Au-delà des montants de dépenses publiques jugés trop importants par la Cour des comptes, la juridiction critique l’utilisation de cette manne financière. De l’ordre national des chirurgiens-dentistes aux chambres d’agriculture en passant par le traitement des déchets, les magistrats financiers balayent large et donnent sur 1 300 pages des appréciations différenciées de la situation des différentes institutions. Outre les incitations à diminuer les subventions de l’État, la Cour pointe néanmoins quelques exemples de gâchis évitables.

La formation professionnelle continue des salariés fait notamment partie des secteurs dans le viseur de la Cour. Le rapport rappelle que, si l’essentiel du financement de la formation professionnelle – 11 milliards d’euros – émane des entreprises, l’État et les collectivités territoriales abondaient néanmoins ces fonds à hauteur respectivement de 1 milliard d’euros et 413 millions d’euros en 2014. Un marché caractérisé par une «  organisation complexe  » et «  la présence d’une multiplicité d’acteurs  », qui rendent le secteur «  (fortement exposé) au risque de fraude  » et difficile à contrôler. En 2014, l’administration dénombrait 76 551 prestataires de formation, dont seulement 630, soit 0,8 %, ont été contrôlés par l’État.

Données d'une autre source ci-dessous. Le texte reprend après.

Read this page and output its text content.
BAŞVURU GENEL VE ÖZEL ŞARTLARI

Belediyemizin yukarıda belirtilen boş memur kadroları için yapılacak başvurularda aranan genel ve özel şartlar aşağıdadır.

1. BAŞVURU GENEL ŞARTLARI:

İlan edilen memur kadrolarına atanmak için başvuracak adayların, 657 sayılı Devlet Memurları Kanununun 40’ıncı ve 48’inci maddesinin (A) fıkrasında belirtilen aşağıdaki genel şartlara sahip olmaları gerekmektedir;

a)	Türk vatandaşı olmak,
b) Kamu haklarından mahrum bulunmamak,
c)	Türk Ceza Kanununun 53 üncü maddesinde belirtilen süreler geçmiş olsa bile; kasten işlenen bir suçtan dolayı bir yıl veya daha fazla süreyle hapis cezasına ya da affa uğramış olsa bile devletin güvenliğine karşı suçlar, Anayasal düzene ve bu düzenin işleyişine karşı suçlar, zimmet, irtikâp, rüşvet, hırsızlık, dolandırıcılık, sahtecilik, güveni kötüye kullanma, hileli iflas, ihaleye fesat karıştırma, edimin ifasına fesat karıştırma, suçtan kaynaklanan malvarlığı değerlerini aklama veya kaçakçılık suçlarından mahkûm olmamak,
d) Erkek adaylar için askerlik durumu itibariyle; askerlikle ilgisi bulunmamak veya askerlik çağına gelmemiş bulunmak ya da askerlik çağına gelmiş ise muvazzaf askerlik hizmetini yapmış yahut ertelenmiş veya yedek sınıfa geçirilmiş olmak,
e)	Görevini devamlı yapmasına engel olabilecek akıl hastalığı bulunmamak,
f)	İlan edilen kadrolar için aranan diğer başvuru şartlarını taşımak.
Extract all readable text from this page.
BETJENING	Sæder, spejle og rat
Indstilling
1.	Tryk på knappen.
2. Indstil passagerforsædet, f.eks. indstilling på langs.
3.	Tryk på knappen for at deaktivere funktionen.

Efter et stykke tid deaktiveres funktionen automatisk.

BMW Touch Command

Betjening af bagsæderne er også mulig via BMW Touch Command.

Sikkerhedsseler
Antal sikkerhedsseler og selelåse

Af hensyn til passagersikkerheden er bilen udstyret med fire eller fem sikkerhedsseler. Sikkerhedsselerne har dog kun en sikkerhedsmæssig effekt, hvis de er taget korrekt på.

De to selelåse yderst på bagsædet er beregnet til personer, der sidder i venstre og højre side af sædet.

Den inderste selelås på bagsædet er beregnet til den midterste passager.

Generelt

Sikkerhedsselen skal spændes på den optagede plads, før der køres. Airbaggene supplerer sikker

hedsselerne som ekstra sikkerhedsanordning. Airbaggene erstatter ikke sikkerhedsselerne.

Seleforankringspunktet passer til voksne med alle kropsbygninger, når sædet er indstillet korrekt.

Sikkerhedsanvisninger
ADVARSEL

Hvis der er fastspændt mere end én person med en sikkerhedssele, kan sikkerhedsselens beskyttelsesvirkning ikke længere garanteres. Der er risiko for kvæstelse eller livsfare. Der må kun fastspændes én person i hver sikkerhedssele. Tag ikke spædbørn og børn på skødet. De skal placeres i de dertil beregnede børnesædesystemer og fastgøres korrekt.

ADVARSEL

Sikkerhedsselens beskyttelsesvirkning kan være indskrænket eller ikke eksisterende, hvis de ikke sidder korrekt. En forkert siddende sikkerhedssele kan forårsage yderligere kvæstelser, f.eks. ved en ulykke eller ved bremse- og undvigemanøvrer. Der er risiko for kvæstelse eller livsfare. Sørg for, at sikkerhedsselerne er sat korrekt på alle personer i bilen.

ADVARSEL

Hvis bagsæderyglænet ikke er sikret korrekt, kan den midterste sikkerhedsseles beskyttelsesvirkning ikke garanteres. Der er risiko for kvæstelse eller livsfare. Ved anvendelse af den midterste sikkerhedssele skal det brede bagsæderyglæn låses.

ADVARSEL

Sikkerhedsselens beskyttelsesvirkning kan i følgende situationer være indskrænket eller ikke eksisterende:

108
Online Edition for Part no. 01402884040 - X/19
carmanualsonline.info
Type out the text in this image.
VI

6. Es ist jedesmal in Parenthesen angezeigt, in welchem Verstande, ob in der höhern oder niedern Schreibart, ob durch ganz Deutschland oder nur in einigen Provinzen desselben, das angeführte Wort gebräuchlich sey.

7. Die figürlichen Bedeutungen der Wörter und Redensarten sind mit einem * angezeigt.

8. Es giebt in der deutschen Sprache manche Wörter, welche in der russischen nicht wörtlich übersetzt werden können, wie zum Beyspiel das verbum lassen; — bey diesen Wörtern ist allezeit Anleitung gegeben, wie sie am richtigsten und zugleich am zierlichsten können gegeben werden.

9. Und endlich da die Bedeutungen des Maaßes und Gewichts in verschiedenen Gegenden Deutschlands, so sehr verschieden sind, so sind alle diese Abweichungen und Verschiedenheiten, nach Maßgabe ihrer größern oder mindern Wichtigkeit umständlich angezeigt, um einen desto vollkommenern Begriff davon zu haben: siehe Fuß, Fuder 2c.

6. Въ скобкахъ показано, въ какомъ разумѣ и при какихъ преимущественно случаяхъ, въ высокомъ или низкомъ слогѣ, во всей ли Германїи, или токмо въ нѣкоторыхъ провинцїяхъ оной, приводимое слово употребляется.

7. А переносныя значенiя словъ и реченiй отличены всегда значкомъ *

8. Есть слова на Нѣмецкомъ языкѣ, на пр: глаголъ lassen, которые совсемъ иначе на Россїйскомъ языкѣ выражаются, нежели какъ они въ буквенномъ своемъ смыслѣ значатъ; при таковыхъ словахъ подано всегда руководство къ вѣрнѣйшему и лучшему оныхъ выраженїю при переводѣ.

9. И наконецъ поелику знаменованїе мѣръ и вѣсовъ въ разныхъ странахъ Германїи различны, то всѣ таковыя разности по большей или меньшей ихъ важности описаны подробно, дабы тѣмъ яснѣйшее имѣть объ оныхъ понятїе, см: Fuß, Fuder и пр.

Pour lutter contre la fraude, les sages préconisent le renforcement de l’arsenal répressif, en autorisant les Direccte (administrations régionales du travail) à «  prononcer des amendes administratives  » à l’encontre des organismes qui manquent à leurs obligations.

Autre point noir soulevé par les magistrats financiers  : le fiasco de l’écotaxe poids lourds. Actée à la suite du Grenelle de l’environnement en 2008, puis confiée à la société Écomouv’ en 2011 sous la forme d’un partenariat public-privé, la mise en œuvre de cette taxe au kilomètre pour les camions avait finalement été suspendue fin octobre 2013, puis totalement abandonnée fin 2014, notamment suite au mouvement des « bonnets rouges ». Chiffrant à près de 10 milliards d’euros le manque à gagner lié à l’abandon de cette taxe, le rapport rappelle que l’indemnisation de la société Écomouv’, liée à la suspension puis à la résiliation du contrat, représentait en sus 957 millions d’euros. Auxquels il convient d’ajouter 70 millions d’euros de dépenses engagées par les ministères au titre du pilotage, de la mise en œuvre et de la défaisance du contrat. Des centaines de millions d’euros de gâchis et de manque à gagner qui font relativiser les impératifs de baisse des dépenses dans la santé, l’éducation et bien d’autres services publics.

Loan Nguyen, L’Humanité

A) Le catéchisme des austères magistrats

Chaque année, la Cour des comptes produit son catéchisme de l’austérité. Cette année, la version est intégriste, mode Saint-Nicolas-du-Chardonnet. Elle préconise, sous l’euphémisme délicat de «  modération de la dépense publique  », de la réduire de 0,3 % et cible en priorité le logement (qui manque à des millions de Français), la santé (malgré l’asphyxie des hôpitaux) et la formation professionnelle. La croissance est-elle trop molle  ? «  Alors, étouffons-la  !  » commandent ces doctes magistrats.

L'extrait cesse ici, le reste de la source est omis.